Out of nowhere, he is
approached by a dying man,
who tells him of a plot
to kill a statesman.-
Now the man knows too much.
Once the hero is involved,
a series of unexpected events, full of danger and suffering, will be forced
upon him and his family.
Affliction
The labeling of guilt does
not merely involve an initial involvement. Public guilt is a process that
through several stages includes public instruments and symbols of condemnation.
In the Wrong
Man (1957), the innocent man is questioned by the police for a crime
he did not commit. Questioning him, one of the officers observes: "An innocent
man has nothing to fear, remember that." Thereafter, the man is arraigned
before a judge and held in jail before he is eventually released.
In Saboteur
(1942), the man mistakenly held accountable for an act of sabotage is marked
by society's most forceful symbols of guilt.
The
Chase
The initial involvement leads
the publicly held guilty person to go on the run. The chase is not simply
an exciting adventure, although it is that too. It involves a transference
of guilt from one person (who did perform a crime) to another (who did
not). The chase is seen by society as a confession of guilt, but for the
protagonist its is the only possible means to search for truth, to attempt
to rid one self of the guilt society has inflicted.
The chase involves ridding
one self of someone else's guilt, a cleansing. It also means, by definition,
that someone else must be held accountable. Therefore, it is the falsely
accused who will have to find the real wrongdoer. And to make matters worse,
the police are often incompetent, at times even outright stupid, and further
complicating matters, implicating the falsely accused even more.
In The
39 Steps (1935), Richard Hannay, a Canadian visiting London, accidentally
meets a woman who is running away from secret agents. He hides her in his
flat, but during the night she is murdered. Knowing he will be accused
on the woman's murder, Hannay goes on the run.

The chase is the ultimate
device to portray the innocent person who is on the run from the machine
of formal law. During the chase, furthermore, more and more public guilt
is inflicted upon the falsely accused. In more and more ways, the victim
of public guilt is put in situation of great danger.
The man on the run in
North By Northwest at one point is led to an open field. He meets a man
there who takes a bus and remarks, "That's funny, that plane's dustin'
crops where there ain't no crops." Then, there is an attack.
In response, the accused
must go through a cleansing, not only a stripping of the public guilt from
one self but a tagging on to someone else.

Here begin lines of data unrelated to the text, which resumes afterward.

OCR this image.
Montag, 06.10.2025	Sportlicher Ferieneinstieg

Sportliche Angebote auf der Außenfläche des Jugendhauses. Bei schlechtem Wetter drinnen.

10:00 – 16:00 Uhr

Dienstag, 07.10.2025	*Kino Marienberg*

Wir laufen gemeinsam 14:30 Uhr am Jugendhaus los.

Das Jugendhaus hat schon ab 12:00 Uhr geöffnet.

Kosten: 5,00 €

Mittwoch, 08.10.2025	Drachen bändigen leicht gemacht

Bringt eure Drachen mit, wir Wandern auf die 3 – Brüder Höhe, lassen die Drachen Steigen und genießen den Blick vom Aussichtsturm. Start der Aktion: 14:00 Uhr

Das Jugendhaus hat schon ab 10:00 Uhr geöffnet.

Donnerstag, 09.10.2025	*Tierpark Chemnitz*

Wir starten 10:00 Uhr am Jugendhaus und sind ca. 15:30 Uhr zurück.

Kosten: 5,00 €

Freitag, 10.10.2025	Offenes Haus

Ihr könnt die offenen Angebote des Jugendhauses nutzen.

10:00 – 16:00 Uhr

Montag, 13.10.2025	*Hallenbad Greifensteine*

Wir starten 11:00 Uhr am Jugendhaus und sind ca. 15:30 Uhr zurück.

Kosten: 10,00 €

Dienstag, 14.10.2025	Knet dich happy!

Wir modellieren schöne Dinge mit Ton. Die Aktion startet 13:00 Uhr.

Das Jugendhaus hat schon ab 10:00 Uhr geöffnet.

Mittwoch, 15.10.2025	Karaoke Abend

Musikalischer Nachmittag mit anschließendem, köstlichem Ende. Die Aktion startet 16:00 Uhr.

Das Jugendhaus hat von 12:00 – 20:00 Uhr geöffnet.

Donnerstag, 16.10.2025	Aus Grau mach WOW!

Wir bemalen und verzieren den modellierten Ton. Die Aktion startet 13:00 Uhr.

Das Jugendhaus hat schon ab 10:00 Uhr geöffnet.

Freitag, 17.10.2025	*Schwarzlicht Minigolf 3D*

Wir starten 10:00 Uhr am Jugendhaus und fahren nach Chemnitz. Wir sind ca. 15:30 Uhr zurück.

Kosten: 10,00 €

The price one has to pay is
typically some form of wrongdoing, an involvement in illegality that is
not of one's own choosing, a secondary guilt.
In The
39 Steps, the man on the run has to lie and steal to not get caught
and move closer to the real culprit. At some point he has to bribe a man
he hates but whose help he desperately needs.
Re-Integration
At the end of the chase,
the hero is cleared. But the cleansing always comes at a price, after a
long and intense period of suffering, pain, and loss.
In The
Lodger (1926), a man is mistakenly held to be 'Jack the Ripper.' As
he is handcuffed, a crowd chases him. Just before the real murderer is
discovered, he climbs over a fence and gets caught.